A ello se suma otra cláusula controvertida: Ecuador deberá cooperar con Estados Unidos para promover el cumplimiento de sanciones y controles de exportación estadounidenses.

“Esto transforma al país en colaborador de una política exterior que no diseñó y sobre la cual no tiene control”, reitera Machado.

Migración

El tratado también incorpora disposiciones sobre política migratoria y estructura institucional interna.

En el Anexo III, Ecuador asume el compromiso de exigir visas de tránsito para haitianos, cubanos y otras nacionalidades consideradas de alto riesgo de migración irregular hacia Estados Unidos.
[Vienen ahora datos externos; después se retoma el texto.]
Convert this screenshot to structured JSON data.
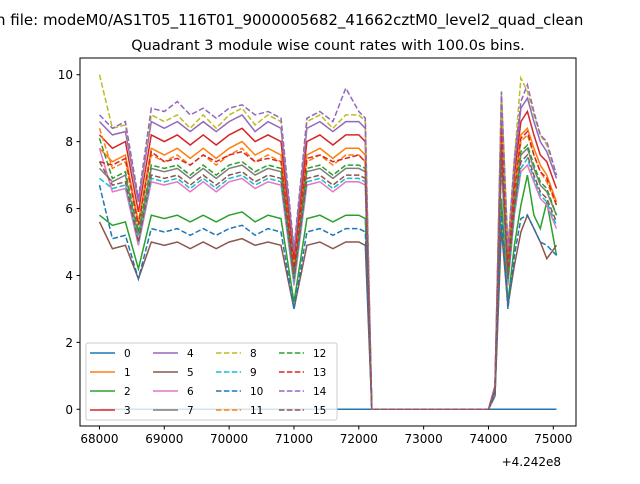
{
  "chart_data": {
    "type": "line",
    "suptitle": "n file: modeM0/AS1T05_116T01_9000005682_41662cztM0_level2_quad_clean",
    "title": "Quadrant 3 module wise count rates with 100.0s bins.",
    "xlabel": "",
    "ylabel": "",
    "x_offset_label": "+4.242e8",
    "xlim": [
      67700,
      75350
    ],
    "ylim": [
      -0.5,
      10.5
    ],
    "xticks": [
      68000,
      69000,
      70000,
      71000,
      72000,
      73000,
      74000,
      75000
    ],
    "xtick_labels": [
      "68000",
      "69000",
      "70000",
      "71000",
      "72000",
      "73000",
      "74000",
      "75000"
    ],
    "yticks": [
      0,
      2,
      4,
      6,
      8,
      10
    ],
    "ytick_labels": [
      "0",
      "2",
      "4",
      "6",
      "8",
      "10"
    ],
    "grid": false,
    "legend_placement": "lower-left",
    "x": [
      68000,
      68200,
      68400,
      68600,
      68800,
      69000,
      69200,
      69400,
      69600,
      69800,
      70000,
      70200,
      70400,
      70600,
      70800,
      71000,
      71200,
      71400,
      71600,
      71800,
      72000,
      72100,
      72200,
      74000,
      74100,
      74200,
      74300,
      74400,
      74500,
      74600,
      74700,
      74800,
      74900,
      75050
    ],
    "series": [
      {
        "name": "0",
        "color": "#1f77b4",
        "dash": false,
        "values": [
          0,
          0,
          0,
          0,
          0,
          0,
          0,
          0,
          0,
          0,
          0,
          0,
          0,
          0,
          0,
          0,
          0,
          0,
          0,
          0,
          0,
          0,
          0,
          0,
          0,
          0,
          0,
          0,
          0,
          0,
          0,
          0,
          0,
          0
        ]
      },
      {
        "name": "1",
        "color": "#ff7f0e",
        "dash": false,
        "values": [
          7.8,
          7.4,
          7.6,
          5.6,
          7.8,
          7.6,
          7.8,
          7.5,
          7.8,
          7.5,
          7.8,
          8.0,
          7.6,
          7.8,
          7.6,
          4.3,
          7.6,
          7.8,
          7.5,
          7.8,
          7.8,
          7.6,
          0,
          0,
          0.6,
          8.4,
          4.3,
          6.6,
          8.2,
          8.4,
          7.8,
          7.3,
          7.0,
          6.2
        ]
      },
      {
        "name": "2",
        "color": "#2ca02c",
        "dash": false,
        "values": [
          5.8,
          5.5,
          5.6,
          4.2,
          5.8,
          5.7,
          5.8,
          5.6,
          5.8,
          5.6,
          5.8,
          5.9,
          5.6,
          5.8,
          5.7,
          3.2,
          5.7,
          5.8,
          5.6,
          5.8,
          5.8,
          5.7,
          0,
          0,
          0.5,
          6.3,
          3.2,
          4.9,
          6.1,
          7.0,
          5.8,
          5.4,
          6.2,
          4.6
        ]
      },
      {
        "name": "3",
        "color": "#d62728",
        "dash": false,
        "values": [
          8.2,
          7.8,
          8.0,
          5.9,
          8.2,
          8.0,
          8.2,
          7.9,
          8.2,
          7.9,
          8.2,
          8.4,
          8.0,
          8.2,
          8.0,
          4.5,
          8.0,
          8.2,
          7.9,
          8.2,
          8.2,
          8.0,
          0,
          0,
          0.7,
          8.9,
          4.5,
          7.0,
          8.6,
          8.9,
          8.2,
          7.6,
          7.4,
          6.6
        ]
      },
      {
        "name": "4",
        "color": "#9467bd",
        "dash": false,
        "values": [
          8.6,
          8.2,
          8.3,
          6.2,
          8.6,
          8.4,
          8.6,
          8.3,
          8.6,
          8.3,
          8.6,
          8.8,
          8.3,
          8.6,
          8.4,
          4.7,
          8.4,
          8.6,
          8.3,
          8.6,
          8.6,
          8.4,
          0,
          0,
          0.7,
          9.3,
          4.7,
          7.3,
          9.0,
          9.3,
          8.6,
          8.0,
          7.7,
          6.9
        ]
      },
      {
        "name": "5",
        "color": "#8c564b",
        "dash": false,
        "values": [
          5.6,
          4.8,
          4.9,
          3.9,
          5.0,
          4.9,
          5.0,
          4.8,
          5.0,
          4.8,
          5.0,
          5.1,
          4.9,
          5.0,
          4.9,
          3.0,
          4.9,
          5.0,
          4.8,
          5.0,
          5.0,
          4.9,
          0,
          0,
          0.4,
          5.4,
          3.1,
          4.3,
          5.3,
          5.8,
          5.4,
          5.0,
          4.5,
          4.9
        ]
      },
      {
        "name": "6",
        "color": "#e377c2",
        "dash": false,
        "values": [
          7.8,
          6.5,
          6.6,
          4.9,
          6.8,
          6.7,
          6.8,
          6.5,
          6.8,
          6.5,
          6.8,
          6.9,
          6.6,
          6.8,
          6.7,
          3.7,
          6.7,
          6.8,
          6.5,
          6.8,
          6.8,
          6.7,
          0,
          0,
          0.5,
          7.3,
          3.7,
          5.8,
          7.1,
          7.3,
          6.8,
          6.3,
          6.1,
          5.4
        ]
      },
      {
        "name": "7",
        "color": "#7f7f7f",
        "dash": false,
        "values": [
          7.2,
          6.8,
          7.0,
          5.2,
          7.2,
          7.1,
          7.2,
          6.9,
          7.2,
          6.9,
          7.2,
          7.3,
          7.0,
          7.2,
          7.1,
          4.0,
          7.1,
          7.2,
          6.9,
          7.2,
          7.2,
          7.1,
          0,
          0,
          0.6,
          7.8,
          4.0,
          6.1,
          7.6,
          7.8,
          7.2,
          6.7,
          6.5,
          5.8
        ]
      },
      {
        "name": "8",
        "color": "#bcbd22",
        "dash": true,
        "values": [
          10.0,
          8.4,
          8.5,
          6.3,
          8.8,
          8.6,
          8.8,
          8.4,
          8.8,
          8.4,
          8.8,
          9.0,
          8.5,
          8.8,
          8.6,
          4.8,
          8.6,
          8.8,
          8.4,
          8.8,
          8.8,
          8.6,
          0,
          0,
          0.7,
          9.5,
          4.8,
          7.5,
          9.9,
          9.5,
          8.8,
          8.2,
          7.9,
          7.0
        ]
      },
      {
        "name": "9",
        "color": "#17becf",
        "dash": true,
        "values": [
          6.9,
          6.6,
          6.7,
          5.0,
          6.9,
          6.8,
          6.9,
          6.6,
          6.9,
          6.6,
          6.9,
          7.0,
          6.7,
          6.9,
          6.8,
          3.8,
          6.8,
          6.9,
          6.6,
          6.9,
          6.9,
          6.8,
          0,
          0,
          0.6,
          7.5,
          3.8,
          5.9,
          7.2,
          7.5,
          6.9,
          6.4,
          6.2,
          5.5
        ]
      },
      {
        "name": "10",
        "color": "#1f77b4",
        "dash": true,
        "values": [
          6.7,
          5.1,
          5.2,
          3.9,
          5.4,
          5.3,
          5.4,
          5.2,
          5.4,
          5.2,
          5.4,
          5.5,
          5.2,
          5.4,
          5.3,
          3.0,
          5.3,
          5.4,
          5.2,
          5.4,
          5.4,
          5.3,
          0,
          0,
          0.4,
          5.8,
          3.0,
          4.6,
          5.7,
          5.8,
          5.4,
          5.0,
          4.9,
          4.6
        ]
      },
      {
        "name": "11",
        "color": "#ff7f0e",
        "dash": true,
        "values": [
          8.4,
          7.2,
          7.4,
          5.5,
          7.6,
          7.4,
          7.6,
          7.3,
          7.6,
          7.3,
          7.6,
          7.8,
          7.4,
          7.6,
          7.4,
          4.2,
          7.4,
          7.6,
          7.3,
          7.6,
          7.6,
          7.4,
          0,
          0,
          0.6,
          8.2,
          4.2,
          6.5,
          8.0,
          8.2,
          7.6,
          7.1,
          6.8,
          6.1
        ]
      },
      {
        "name": "12",
        "color": "#2ca02c",
        "dash": true,
        "values": [
          8.1,
          6.9,
          7.1,
          5.3,
          7.3,
          7.2,
          7.3,
          7.0,
          7.3,
          7.0,
          7.3,
          7.4,
          7.1,
          7.3,
          7.2,
          4.0,
          7.2,
          7.3,
          7.0,
          7.3,
          7.3,
          7.2,
          0,
          0,
          0.6,
          7.9,
          4.0,
          6.2,
          7.7,
          7.9,
          7.3,
          6.8,
          6.6,
          5.8
        ]
      },
      {
        "name": "13",
        "color": "#d62728",
        "dash": true,
        "values": [
          7.4,
          7.3,
          7.5,
          5.5,
          7.7,
          7.4,
          7.5,
          7.3,
          7.6,
          7.4,
          7.6,
          7.7,
          7.4,
          7.5,
          7.4,
          4.2,
          7.5,
          7.6,
          7.4,
          7.5,
          7.6,
          7.4,
          0,
          0,
          0.6,
          8.3,
          4.2,
          6.5,
          8.1,
          8.3,
          7.6,
          7.1,
          6.9,
          6.1
        ]
      },
      {
        "name": "14",
        "color": "#9467bd",
        "dash": true,
        "values": [
          8.8,
          8.4,
          8.6,
          6.3,
          9.0,
          8.9,
          9.2,
          8.8,
          9.0,
          8.7,
          9.0,
          9.1,
          8.8,
          8.9,
          8.7,
          4.8,
          8.7,
          8.9,
          8.6,
          9.6,
          8.9,
          8.7,
          0,
          0,
          0.7,
          9.5,
          4.8,
          7.5,
          9.2,
          9.7,
          8.9,
          8.2,
          8.0,
          7.0
        ]
      },
      {
        "name": "15",
        "color": "#8c564b",
        "dash": true,
        "values": [
          7.4,
          6.7,
          6.8,
          5.0,
          7.0,
          6.9,
          7.0,
          6.7,
          7.0,
          6.7,
          7.0,
          7.1,
          6.8,
          7.0,
          6.9,
          3.9,
          6.9,
          7.0,
          6.7,
          7.0,
          7.0,
          6.9,
          0,
          0,
          0.6,
          7.6,
          3.9,
          6.0,
          7.4,
          7.6,
          7.0,
          6.5,
          6.3,
          5.6
        ]
      }
    ]
  }
}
En la misma sección, se dispone que el país transfiera la autoridad de su agencia espacial del control militar al control civil para permitir un mayor involucramiento estadounidense.

¿Qué tienen que ver esas cláusulas con un acuerdo comercial?

Esa es justamente la pregunta que varios expertos han puesto sobre la mesa.

Para los expertos, el ART introduce condicionamientos políticos, migratorios y estratégicos que revelan una relación desigual, en la que Ecuador acepta compromisos sensibles a cambio de beneficios arancelarios parciales.

Otro punto delicado está en la contratación pública.

El acuerdo obliga a Ecuador a realizar licitaciones públicas abiertas para proyectos energéticos, incluida la concesión del campo Sacha, así como para futura generación eléctrica y extracción y procesamiento de minerales críticos.

Esta disposición, según distintas lecturas, busca cerrar el paso a adjudicaciones directas a empresas estatales extranjeras -especialmente chinas- y abrir espacio a compañías estadounidenses privadas.

“También aquí el acuerdo aparece más alineado con la disputa geopolítica de Washington que con una agenda estrictamente comercial”, expone Machado.

A eso se añaden compromisos en propiedad intelectual, impuestos digitales, transferencia de datos y eliminación de barreras regulatorias.

Ecuador no podrá imponer impuestos digitales discriminatorios contra empresas estadounidenses y deberá facilitar el flujo transfronterizo de datos para negocios, además de reforzar estándares de protección de propiedad intelectual.

La lectura global que hacen varios especialistas es que el tratado no está construido sobre una apertura equilibrada, sino sobre una lógica de cesiones profundas de Ecuador frente a concesiones limitadas de Estados Unidos.

Por eso, el paso del ART por la Corte Constitucional será clave.

No solo porque deberá revisar si el contenido del documento se ajusta a la Constitución, sino porque el debate de fondo apenas comienza: si este acuerdo fortalece realmente la posición comercial del Ecuador o si consolida una relación aún más dependiente y asimétrica con su principal socio.